Approximately 40% of patients are first diagnosed with RCC at the advanced stage, and 30% of patients treated for an earlier stage go on to develop metastases. About half of patients living with advanced RCC do not go on to receive additional treatment after first-line therapy, for reasons that may include poor performance status or adverse events from their initial treatment. The five-year survival rate for patients with metastatic RCC is approximately 12%.
More than 12,000 people are diagnosed with renal cell carcinoma (RCC) in the UK each year and it is now the seventh most common cancer in British adults.
Since the early 1990s, kidney cancer incidence rates have increased by almost 87% in the UK. It is expected to be one of the fastest growing cancers over the next decade due to a range of factors including the UK’s ageing population, smoking, and the rise in obesity.

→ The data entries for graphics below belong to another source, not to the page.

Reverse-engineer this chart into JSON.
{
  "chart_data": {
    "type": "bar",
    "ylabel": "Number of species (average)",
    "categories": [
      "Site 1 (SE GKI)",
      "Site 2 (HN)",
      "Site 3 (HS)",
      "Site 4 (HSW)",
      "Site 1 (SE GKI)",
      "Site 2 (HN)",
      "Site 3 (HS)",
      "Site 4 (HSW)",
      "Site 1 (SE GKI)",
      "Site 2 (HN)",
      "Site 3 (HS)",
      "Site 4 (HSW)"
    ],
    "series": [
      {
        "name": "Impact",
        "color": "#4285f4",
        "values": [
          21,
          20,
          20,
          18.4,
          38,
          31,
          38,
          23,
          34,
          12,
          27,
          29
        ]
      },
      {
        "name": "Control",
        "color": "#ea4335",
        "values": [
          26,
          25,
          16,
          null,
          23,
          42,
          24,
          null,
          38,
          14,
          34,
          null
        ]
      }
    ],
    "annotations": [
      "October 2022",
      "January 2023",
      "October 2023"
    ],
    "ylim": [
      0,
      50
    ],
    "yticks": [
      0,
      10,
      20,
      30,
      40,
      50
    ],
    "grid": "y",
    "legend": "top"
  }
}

Dr Balaji Venugopal, Honorary Clinical Senior Lecturer, University of Glasgow, said: “Advanced kidney cancer has a devastating impact on patients’ quality and longevity of life and there is an unmet need to improve on the current available treatment and treat this disease with newer drugs.
“Avelumab, a novel immunotherapy, in combination with axitinib has demonstrated clinically significant and meaningful improvements in efficacy by extending the time without worsening of cancer and causing tumour shrinkage, along with a generally manageable safety profile compared to currently available treatment. Notably this benefit is seen in all prognostic risk groups in patients with advanced renal cell carcinoma and can help healthcare professionals optimise their patients’ treatment. [This] approval is a step in the right direction and it is exciting to be able to treat our patients first-line with this novel combination to improve outcomes for our patients.”

Nick Turkentine, CEO of Kidney Cancer UK said: “Renal cell carcinoma is the most common type of kidney cancer, accounting for over 80% of all cases of the disease. Around 4,500 kidney cancer deaths occur in the UK every year and people with advanced RCC have typically faced very poor outcomes.
“There is a considerable need for more treatment options, and we are pleased this new treatment for advanced RCC has been approved to be used in the UK. It’s important that it is now made available to patients who need the treatment as soon as possible.”

Belinda Byrne, Medical Director, Merck UK & Ireland, said: “Our focus now is to work with funding bodies across the UK to ensure patients have access to this much needed treatment option.”